Mandó el juez que la atravesaran con una espada el cuello; y estando la bienaventurada virgen herida de muerte, oró todo el tiempo que quiso, y habló cuanto quiso a los cristianos que estaban presentes, diciéndoles que se consolasen, porque pronto la Iglesia tendría paz y los emperadores que le hacían guerra dejarían el mando y señorío. Y que así como la ciudad de Catania tenía a santa Águeda, su hermana, por patrona, así ella lo sería de la ciudad de Zaragoza si se convirtiese a la fe de Cristo.
 
Y para que se vea el castigo que Dios, como justo juez, da a los malos y perversos jueces, estando santa Lucía cercada de fuego, y herida y derramando su preciosa sangre, y con admirable suavidad y divina constancia animando y consolando a los cristianos, en aquel mismo tiempo detuvieron a Pascasio los sicilianos, y le cargaron de cadenas por ladrón y destruidor de toda aquella provincia, y le pasaron delante los ojos de la santa virgen; y acusado en Roma, fue condenado a muerte.
 
Luego santa Lucía, después de haber recibido el sagrado cuerpo del Señor de mano de los sacerdotes, que secretamente se lo trajeron, dio su bendita alma a Dios.
 
Su cuerpo fue sepultado en la misma ciudad de Zaragoza, donde hoy día tiene dos templos: uno muy suntuoso fuera de la ciudad en el lugar de su martirio, y otro dentro de ella. Estuvo su sagrado cuerpo muchos años en Zaragoza, y Dios, nuestro Señor, hizo grandes milagros por su intercesión a los fieles que se encomendaban a ella.
 
De allí fue llevado a Constantinopla, y después, pasando el tiempo, fue trasladado a Venecia, donde es venerado con mucha fe.
 
El martirio de santa Lucía fue el 13 de diciembre (en que la Iglesia celebra su fiesta), al fin del imperio de Diocleciano y Maximiano, los cuales (como la misma santa lo profetizó) se privaron voluntariamente del mando y señorío que tenían, y después por justo juicio de Dios murieron desastradamente.
 
Tienemos a esta preciosa virgen por abogada de la vista, y comúnmente la pintan con sus ojos en un plato que tiene en sus manos.
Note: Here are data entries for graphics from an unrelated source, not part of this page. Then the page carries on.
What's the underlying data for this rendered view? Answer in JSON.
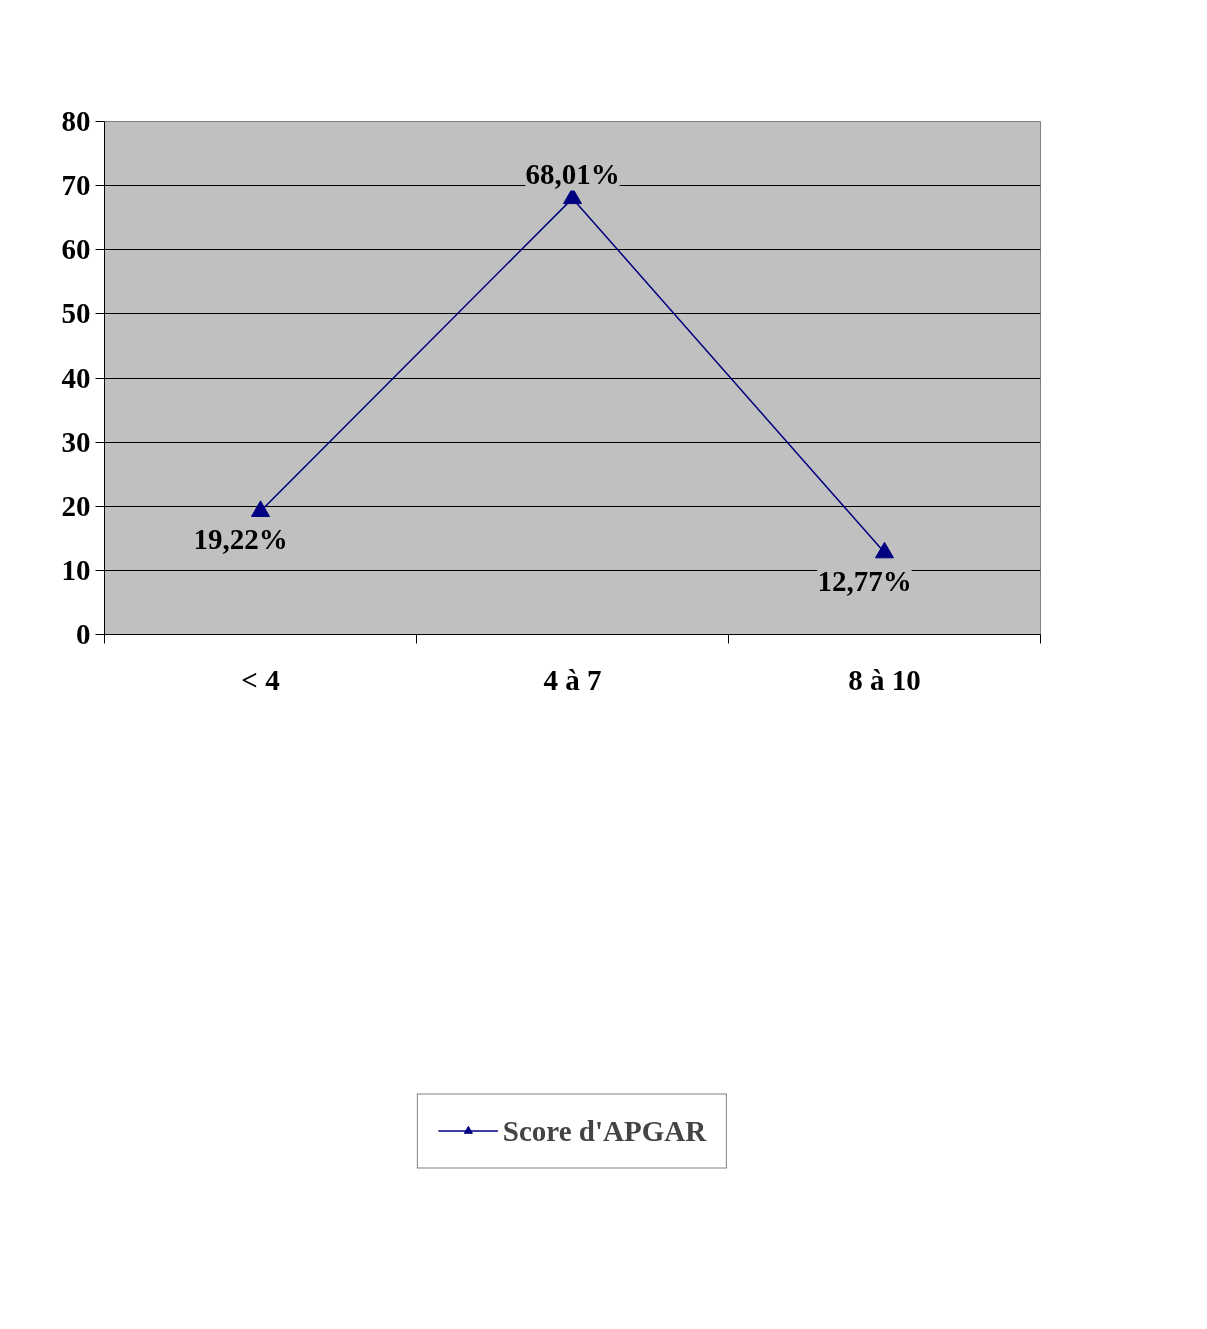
{
  "chart_data": {
    "type": "line",
    "categories": [
      "< 4",
      "4 à 7",
      "8 à 10"
    ],
    "series": [
      {
        "name": "Score d'APGAR",
        "color": "#000080",
        "values": [
          19.22,
          68.01,
          12.77
        ],
        "value_labels": [
          "19,22%",
          "68,01%",
          "12,77%"
        ]
      }
    ],
    "ylim": [
      0,
      80
    ],
    "yticks": [
      0,
      10,
      20,
      30,
      40,
      50,
      60,
      70,
      80
    ],
    "grid": "y",
    "legend": "bottom",
    "marker": "triangle",
    "line_style": "solid"
  }
}
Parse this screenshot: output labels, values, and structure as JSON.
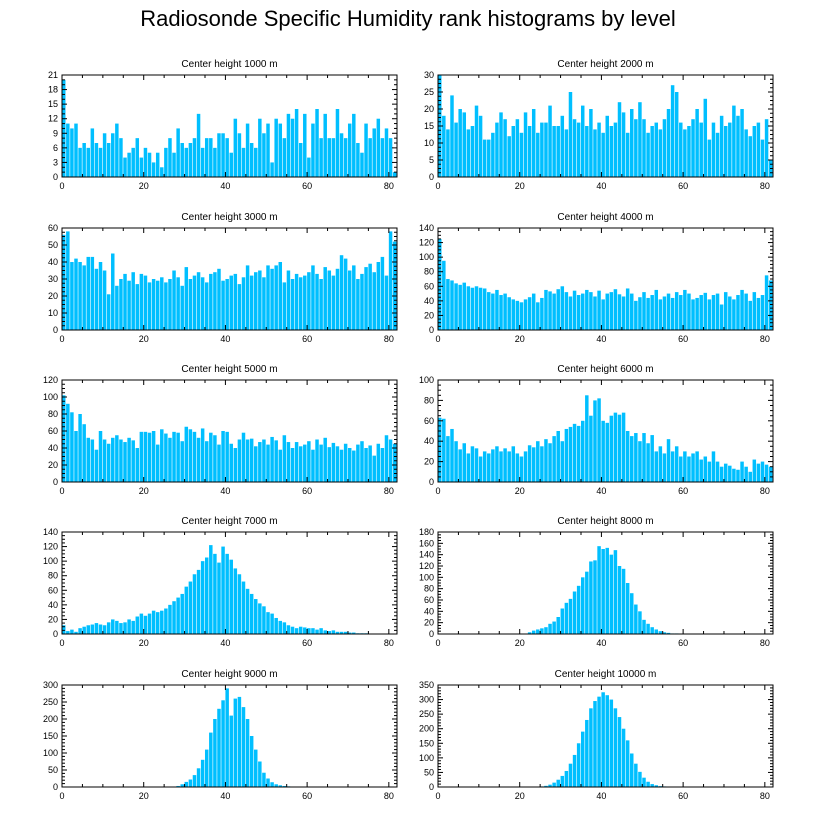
{
  "title": "Radiosonde Specific Humidity rank histograms by level",
  "colors": {
    "bar": "#00bfff",
    "axis": "#000000"
  },
  "chart_data": [
    {
      "type": "bar",
      "title": "Center height 1000 m",
      "xlim": [
        0,
        82
      ],
      "ylim": [
        0,
        21
      ],
      "xticks": [
        0,
        20,
        40,
        60,
        80
      ],
      "yticks": [
        0,
        3,
        6,
        9,
        12,
        15,
        18,
        21
      ],
      "values": [
        20,
        11,
        10,
        11,
        6,
        7,
        6,
        10,
        7,
        6,
        9,
        7,
        9,
        11,
        8,
        4,
        5,
        6,
        8,
        4,
        6,
        5,
        3,
        5,
        2,
        6,
        8,
        5,
        10,
        7,
        6,
        7,
        8,
        13,
        6,
        8,
        8,
        6,
        9,
        9,
        8,
        5,
        12,
        9,
        6,
        11,
        7,
        6,
        12,
        9,
        11,
        3,
        12,
        11,
        8,
        13,
        12,
        14,
        7,
        13,
        4,
        11,
        14,
        8,
        13,
        8,
        8,
        14,
        9,
        8,
        11,
        13,
        7,
        5,
        11,
        8,
        10,
        12,
        8,
        10,
        8,
        1
      ]
    },
    {
      "type": "bar",
      "title": "Center height 2000 m",
      "xlim": [
        0,
        82
      ],
      "ylim": [
        0,
        30
      ],
      "xticks": [
        0,
        20,
        40,
        60,
        80
      ],
      "yticks": [
        0,
        5,
        10,
        15,
        20,
        25,
        30
      ],
      "values": [
        30,
        18,
        14,
        24,
        16,
        20,
        19,
        14,
        15,
        21,
        18,
        11,
        11,
        13,
        16,
        19,
        17,
        12,
        15,
        17,
        13,
        19,
        15,
        20,
        13,
        16,
        16,
        21,
        15,
        15,
        18,
        14,
        25,
        17,
        16,
        21,
        15,
        20,
        14,
        16,
        13,
        18,
        15,
        16,
        22,
        19,
        13,
        20,
        17,
        22,
        17,
        13,
        15,
        16,
        14,
        17,
        20,
        27,
        25,
        16,
        14,
        15,
        17,
        20,
        16,
        23,
        11,
        16,
        13,
        18,
        15,
        16,
        21,
        18,
        20,
        14,
        12,
        15,
        16,
        11,
        17,
        5
      ]
    },
    {
      "type": "bar",
      "title": "Center height 3000 m",
      "xlim": [
        0,
        82
      ],
      "ylim": [
        0,
        60
      ],
      "xticks": [
        0,
        20,
        40,
        60,
        80
      ],
      "yticks": [
        0,
        10,
        20,
        30,
        40,
        50,
        60
      ],
      "values": [
        56,
        58,
        40,
        42,
        40,
        38,
        43,
        43,
        36,
        40,
        35,
        21,
        45,
        26,
        30,
        33,
        29,
        34,
        27,
        33,
        32,
        28,
        30,
        29,
        31,
        28,
        30,
        35,
        31,
        26,
        37,
        30,
        32,
        34,
        31,
        28,
        33,
        34,
        36,
        29,
        30,
        32,
        33,
        27,
        31,
        38,
        32,
        34,
        35,
        31,
        38,
        36,
        38,
        40,
        28,
        35,
        30,
        33,
        31,
        32,
        34,
        38,
        33,
        30,
        37,
        35,
        32,
        36,
        44,
        42,
        35,
        38,
        30,
        33,
        37,
        39,
        34,
        40,
        43,
        32,
        58,
        52
      ]
    },
    {
      "type": "bar",
      "title": "Center height 4000 m",
      "xlim": [
        0,
        82
      ],
      "ylim": [
        0,
        140
      ],
      "xticks": [
        0,
        20,
        40,
        60,
        80
      ],
      "yticks": [
        0,
        20,
        40,
        60,
        80,
        100,
        120,
        140
      ],
      "values": [
        125,
        95,
        70,
        68,
        64,
        62,
        65,
        60,
        58,
        60,
        58,
        57,
        52,
        50,
        55,
        48,
        50,
        45,
        42,
        40,
        38,
        42,
        45,
        50,
        38,
        44,
        55,
        53,
        50,
        56,
        60,
        52,
        46,
        54,
        48,
        50,
        55,
        52,
        46,
        54,
        42,
        50,
        52,
        56,
        49,
        46,
        57,
        50,
        40,
        45,
        52,
        44,
        48,
        55,
        42,
        46,
        50,
        44,
        52,
        48,
        55,
        50,
        42,
        44,
        48,
        51,
        42,
        48,
        50,
        35,
        52,
        46,
        42,
        48,
        55,
        50,
        40,
        52,
        44,
        48,
        75,
        68
      ]
    },
    {
      "type": "bar",
      "title": "Center height 5000 m",
      "xlim": [
        0,
        82
      ],
      "ylim": [
        0,
        120
      ],
      "xticks": [
        0,
        20,
        40,
        60,
        80
      ],
      "yticks": [
        0,
        20,
        40,
        60,
        80,
        100,
        120
      ],
      "values": [
        102,
        92,
        82,
        60,
        80,
        68,
        52,
        50,
        38,
        60,
        50,
        45,
        52,
        55,
        50,
        47,
        52,
        49,
        40,
        59,
        59,
        58,
        60,
        44,
        62,
        57,
        52,
        59,
        58,
        48,
        65,
        62,
        59,
        52,
        63,
        48,
        58,
        55,
        44,
        60,
        59,
        45,
        40,
        50,
        58,
        50,
        51,
        42,
        47,
        50,
        44,
        53,
        49,
        38,
        55,
        47,
        40,
        47,
        42,
        44,
        48,
        38,
        50,
        44,
        52,
        41,
        46,
        42,
        38,
        45,
        40,
        37,
        44,
        48,
        40,
        43,
        31,
        45,
        40,
        55,
        50,
        45
      ]
    },
    {
      "type": "bar",
      "title": "Center height 6000 m",
      "xlim": [
        0,
        82
      ],
      "ylim": [
        0,
        100
      ],
      "xticks": [
        0,
        20,
        40,
        60,
        80
      ],
      "yticks": [
        0,
        20,
        40,
        60,
        80,
        100
      ],
      "values": [
        63,
        62,
        45,
        52,
        40,
        32,
        38,
        28,
        35,
        33,
        25,
        30,
        28,
        32,
        35,
        30,
        33,
        30,
        35,
        28,
        25,
        30,
        36,
        34,
        40,
        35,
        42,
        38,
        45,
        50,
        40,
        52,
        54,
        57,
        55,
        60,
        85,
        65,
        80,
        82,
        60,
        58,
        65,
        68,
        66,
        68,
        50,
        45,
        48,
        40,
        48,
        38,
        46,
        30,
        35,
        28,
        42,
        30,
        35,
        25,
        30,
        25,
        28,
        30,
        22,
        25,
        20,
        30,
        20,
        15,
        18,
        16,
        13,
        12,
        20,
        15,
        10,
        22,
        18,
        20,
        17,
        15
      ]
    },
    {
      "type": "bar",
      "title": "Center height 7000 m",
      "xlim": [
        0,
        82
      ],
      "ylim": [
        0,
        140
      ],
      "xticks": [
        0,
        20,
        40,
        60,
        80
      ],
      "yticks": [
        0,
        20,
        40,
        60,
        80,
        100,
        120,
        140
      ],
      "values": [
        12,
        4,
        6,
        3,
        8,
        10,
        12,
        13,
        15,
        13,
        12,
        16,
        20,
        18,
        15,
        16,
        20,
        18,
        24,
        28,
        25,
        28,
        32,
        30,
        32,
        35,
        40,
        45,
        50,
        55,
        65,
        72,
        82,
        88,
        100,
        105,
        122,
        110,
        98,
        120,
        110,
        102,
        90,
        82,
        72,
        62,
        55,
        48,
        42,
        38,
        30,
        28,
        22,
        18,
        16,
        12,
        10,
        8,
        10,
        9,
        8,
        8,
        6,
        8,
        5,
        4,
        5,
        3,
        3,
        3,
        2,
        2,
        1,
        1,
        1,
        0,
        0,
        0,
        0,
        0,
        0,
        0
      ]
    },
    {
      "type": "bar",
      "title": "Center height 8000 m",
      "xlim": [
        0,
        82
      ],
      "ylim": [
        0,
        180
      ],
      "xticks": [
        0,
        20,
        40,
        60,
        80
      ],
      "yticks": [
        0,
        20,
        40,
        60,
        80,
        100,
        120,
        140,
        160,
        180
      ],
      "values": [
        0,
        0,
        0,
        0,
        0,
        0,
        0,
        0,
        0,
        0,
        0,
        0,
        0,
        0,
        0,
        0,
        0,
        0,
        0,
        0,
        0,
        0,
        3,
        6,
        8,
        10,
        12,
        18,
        22,
        30,
        45,
        55,
        62,
        75,
        85,
        100,
        110,
        128,
        130,
        155,
        150,
        152,
        140,
        148,
        120,
        115,
        90,
        72,
        52,
        40,
        25,
        18,
        12,
        8,
        5,
        3,
        2,
        1,
        1,
        0,
        0,
        0,
        0,
        0,
        0,
        0,
        0,
        0,
        0,
        0,
        0,
        0,
        0,
        0,
        0,
        0,
        0,
        0,
        0,
        0,
        0,
        0
      ]
    },
    {
      "type": "bar",
      "title": "Center height 9000 m",
      "xlim": [
        0,
        82
      ],
      "ylim": [
        0,
        300
      ],
      "xticks": [
        0,
        20,
        40,
        60,
        80
      ],
      "yticks": [
        0,
        50,
        100,
        150,
        200,
        250,
        300
      ],
      "values": [
        0,
        0,
        0,
        0,
        0,
        0,
        0,
        0,
        0,
        0,
        0,
        0,
        0,
        0,
        0,
        0,
        0,
        0,
        0,
        0,
        0,
        0,
        0,
        0,
        0,
        0,
        0,
        0,
        3,
        8,
        15,
        22,
        35,
        55,
        80,
        110,
        160,
        200,
        230,
        255,
        290,
        210,
        260,
        265,
        235,
        200,
        150,
        110,
        75,
        42,
        25,
        14,
        8,
        5,
        3,
        2,
        1,
        0,
        0,
        0,
        0,
        0,
        0,
        0,
        0,
        0,
        0,
        0,
        0,
        0,
        0,
        0,
        0,
        0,
        0,
        0,
        0,
        0,
        0,
        0,
        0,
        0
      ]
    },
    {
      "type": "bar",
      "title": "Center height 10000 m",
      "xlim": [
        0,
        82
      ],
      "ylim": [
        0,
        350
      ],
      "xticks": [
        0,
        20,
        40,
        60,
        80
      ],
      "yticks": [
        0,
        50,
        100,
        150,
        200,
        250,
        300,
        350
      ],
      "values": [
        0,
        0,
        0,
        0,
        0,
        0,
        0,
        0,
        0,
        0,
        0,
        0,
        0,
        0,
        0,
        0,
        0,
        0,
        0,
        0,
        0,
        0,
        0,
        0,
        0,
        2,
        4,
        8,
        15,
        25,
        38,
        55,
        80,
        110,
        150,
        190,
        230,
        270,
        295,
        310,
        325,
        315,
        300,
        270,
        240,
        200,
        160,
        115,
        80,
        52,
        32,
        18,
        10,
        6,
        3,
        2,
        1,
        0,
        0,
        0,
        0,
        0,
        0,
        0,
        0,
        0,
        0,
        0,
        0,
        0,
        0,
        0,
        0,
        0,
        0,
        0,
        0,
        0,
        0,
        0,
        0,
        0
      ]
    }
  ]
}
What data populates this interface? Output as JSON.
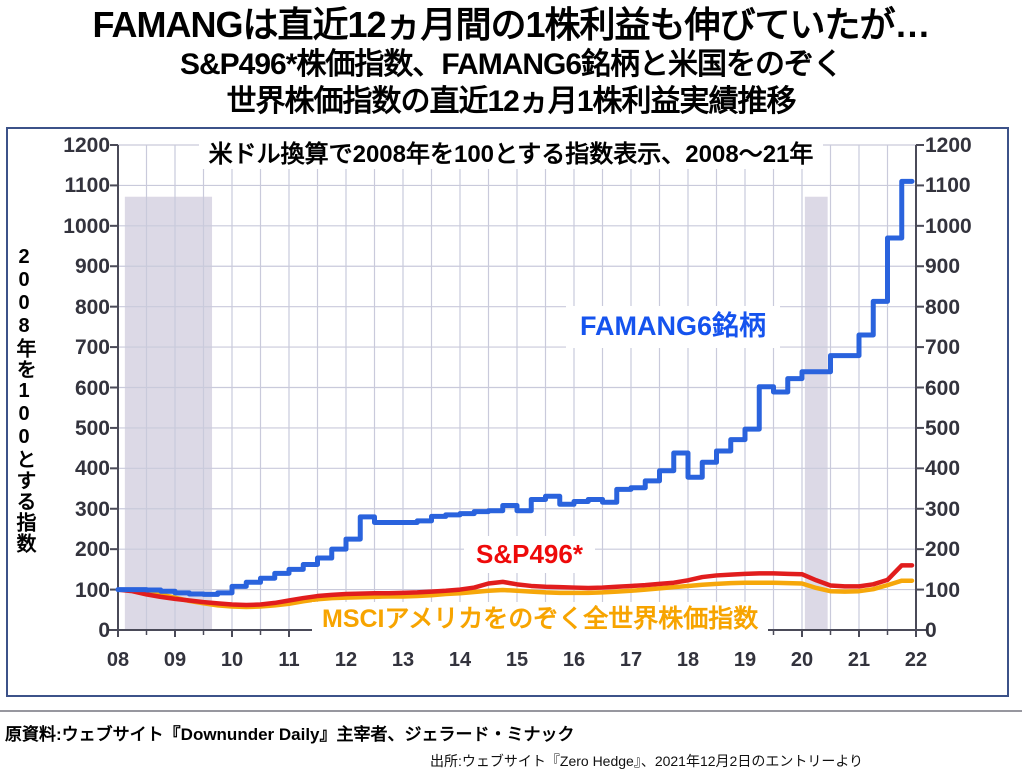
{
  "title": {
    "line1": "FAMANGは直近12ヵ月間の1株利益も伸びていたが…",
    "line2": "S&P496*株価指数、FAMANG6銘柄と米国をのぞく",
    "line3": "世界株価指数の直近12ヵ月1株利益実績推移"
  },
  "footer": {
    "source_primary": "原資料:ウェブサイト『Downunder Daily』主宰者、ジェラード・ミナック",
    "source_secondary": "出所:ウェブサイト『Zero Hedge』、2021年12月2日のエントリーより"
  },
  "colors": {
    "famang_line": "#2a63dd",
    "sp496_line": "#e11d1d",
    "msci_line": "#f6a70a",
    "famang_label": "#1553ee",
    "sp496_label": "#ee0a0a",
    "msci_label": "#f7a400",
    "grid": "#c9cadb",
    "axis": "#4a4a58",
    "recession_band": "#dcd9e6",
    "frame_border": "#3c5289",
    "tick_text": "#33333d"
  },
  "chart_data": {
    "type": "line",
    "title": "米ドル換算で2008年を100とする指数表示、2008〜21年",
    "y_axis_label": "2008年を100とする指数",
    "x_start": 2008,
    "x_step": 0.25,
    "x_tick_labels": [
      "08",
      "09",
      "10",
      "11",
      "12",
      "13",
      "14",
      "15",
      "16",
      "17",
      "18",
      "19",
      "20",
      "21",
      "22"
    ],
    "ylim": [
      0,
      1200
    ],
    "y_tick_step": 100,
    "grid": "on",
    "vertical_grid_interval_years": 0.5,
    "recession_bands": [
      {
        "from": 2008.12,
        "to": 2009.65
      },
      {
        "from": 2020.05,
        "to": 2020.45
      }
    ],
    "series": [
      {
        "name": "FAMANG6銘柄",
        "color": "#2a63dd",
        "style": "step",
        "stroke_width": 5,
        "values": [
          100,
          100,
          99,
          96,
          92,
          89,
          88,
          92,
          108,
          118,
          128,
          140,
          150,
          162,
          178,
          200,
          225,
          280,
          266,
          266,
          266,
          270,
          281,
          285,
          288,
          293,
          295,
          308,
          295,
          323,
          331,
          311,
          318,
          323,
          316,
          348,
          352,
          369,
          394,
          438,
          378,
          415,
          443,
          471,
          497,
          602,
          589,
          622,
          639,
          639,
          679,
          679,
          730,
          813,
          970,
          1110
        ]
      },
      {
        "name": "S&P496*",
        "color": "#e11d1d",
        "style": "line",
        "stroke_width": 4.5,
        "values": [
          100,
          96,
          88,
          82,
          77,
          73,
          69,
          66,
          63,
          62,
          63,
          67,
          73,
          79,
          84,
          87,
          89,
          90,
          91,
          91,
          92,
          93,
          95,
          97,
          100,
          105,
          115,
          119,
          113,
          109,
          107,
          106,
          105,
          104,
          105,
          107,
          109,
          111,
          114,
          117,
          123,
          131,
          135,
          137,
          139,
          140,
          140,
          139,
          138,
          123,
          110,
          108,
          108,
          113,
          124,
          160
        ]
      },
      {
        "name": "MSCIアメリカをのぞく全世界株価指数",
        "color": "#f6a70a",
        "style": "line",
        "stroke_width": 4.5,
        "values": [
          100,
          99,
          95,
          88,
          80,
          72,
          66,
          61,
          58,
          57,
          58,
          61,
          65,
          71,
          76,
          79,
          80,
          81,
          82,
          83,
          83,
          84,
          86,
          89,
          91,
          94,
          97,
          99,
          97,
          95,
          93,
          92,
          92,
          92,
          93,
          95,
          97,
          100,
          103,
          106,
          109,
          112,
          114,
          116,
          117,
          117,
          117,
          116,
          115,
          104,
          96,
          95,
          96,
          101,
          111,
          122
        ]
      }
    ]
  }
}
La causa de pintarse así, su historia no lo dice, ni tampoco que se haya sacado los ojos por librarse de un hombre lascivo que la perseguía, como algunos escriben. Pero cada día se experimentan nuevas gracias y favores que hace el Señor a los que tienen mal de ojos, si con devoción se encomiendan a santa Lucía.
 
Y así debemos todos tenerla gran devoción, no solamente para que nos guarde por medio de sus oraciones la vista corporal, sino mucho más para que alcancemos la espiritual y eterna.